De la crisis, unos países lograron salir mejor parados que otros. En el Este asiático, las políticas de protección pública de finales de los 90 contribuyeron decisivamente a la recuperación económica. Así, en Taiwán, si bien, el Estado, en el sector industrial, fue reduciendo paulatinamente su protagonismo, en el de las finanzas logró conservar su determinante influencia. En cambio, el Estado coreano optó por la retirada del sector financiero, pero no hubo, en Corea, destrucción de empleo mientras que, en otros casos, como el de Indonesia, se desató una grave crisis que alcanzó, incluso, a las esferas social y política.

En 1999, la crisis financiera se había extendido a América Latina y los flujos de capital neto a la región estaban en los niveles correspondientes a 1982, por más que, ciertamente (en 1999) los flujos netos a todas las economías del mundo en vías de desarrollo dejaran mucho que desear. Las economías de Brasil y Argentina resultaron especialmente afectadas y el Fondo Monetario Internacional se apresuró a diagnosticar el origen del desastre en las erráticas políticas de sus gobiernos. Argentina había sido uno de los grandes receptores de inversiones de capital exterior, en los primeros años 90, que habían inducido el boom de la demanda. El déficit comercial fue uno de sus efectos sobrevenidos. El déficit mismo acreditaba la escasez de inversiones en la economía real.

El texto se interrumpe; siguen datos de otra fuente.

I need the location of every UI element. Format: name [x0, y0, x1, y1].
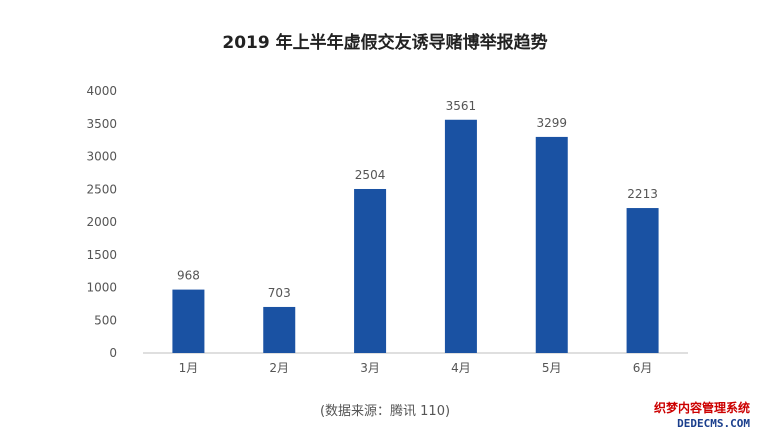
bar [444, 119, 477, 353]
bar-value-label: 3299 [536, 116, 567, 130]
bar-series [172, 119, 659, 353]
y-tick-label: 500 [94, 313, 117, 327]
x-tick-label: 5月 [542, 361, 562, 375]
bar-value-label: 2213 [627, 187, 658, 201]
bar [626, 208, 659, 353]
watermark-title: 织梦内容管理系统 [654, 400, 750, 415]
x-tick-label: 6月 [633, 361, 653, 375]
bar-value-label: 2504 [355, 168, 386, 182]
x-tick-label: 1月 [179, 361, 199, 375]
source-note: (数据来源：腾讯 110) [320, 403, 450, 419]
bar-value-label: 968 [177, 269, 200, 283]
y-tick-label: 4000 [86, 84, 117, 98]
bar [354, 188, 387, 353]
y-tick-label: 1500 [86, 248, 117, 262]
bar [172, 289, 205, 353]
bar [535, 136, 568, 353]
x-tick-label: 4月 [451, 361, 471, 375]
data-labels: 968 703 2504 3561 3299 2213 [177, 99, 658, 300]
bar-value-label: 3561 [446, 99, 477, 113]
bar [263, 306, 296, 353]
chart-title: 2019 年上半年虚假交友诱导赌博举报趋势 [222, 32, 547, 53]
x-axis: 1月 2月 3月 4月 5月 6月 [179, 361, 653, 375]
y-tick-label: 2500 [86, 182, 117, 196]
y-axis: 0 500 1000 1500 2000 2500 3000 3500 4000 [86, 84, 117, 360]
y-tick-label: 0 [109, 346, 117, 360]
y-tick-label: 2000 [86, 215, 117, 229]
x-tick-label: 3月 [360, 361, 380, 375]
bar-value-label: 703 [268, 286, 291, 300]
watermark-url: DEDECMS.COM [677, 417, 750, 430]
y-tick-label: 3000 [86, 150, 117, 164]
watermark-logo: 织梦内容管理系统 DEDECMS.COM [654, 400, 750, 430]
y-tick-label: 3500 [86, 117, 117, 131]
x-tick-label: 2月 [269, 361, 289, 375]
y-tick-label: 1000 [86, 281, 117, 295]
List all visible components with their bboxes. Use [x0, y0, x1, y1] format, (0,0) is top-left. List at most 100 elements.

La decisión de vincular el valor del peso al del dólar que, por cierto, el Fondo Monetario Internacional había alentado como una medida adicional de lucha contra la inflación, hizo mella en la competitividad de las exportaciones. Desde los primeros años 2000, fue decayendo la confianza de los inversores en la economía argentina, el capital se puso en fuga y devino una caída en espiral de los precios de los activos. A finales de 2001, la devaluación se hizo inevitable y, con ella, el incumplimiento de pagos de la deuda externa. Pero el recuento de las víctimas de la crisis no puso fin a la batalla.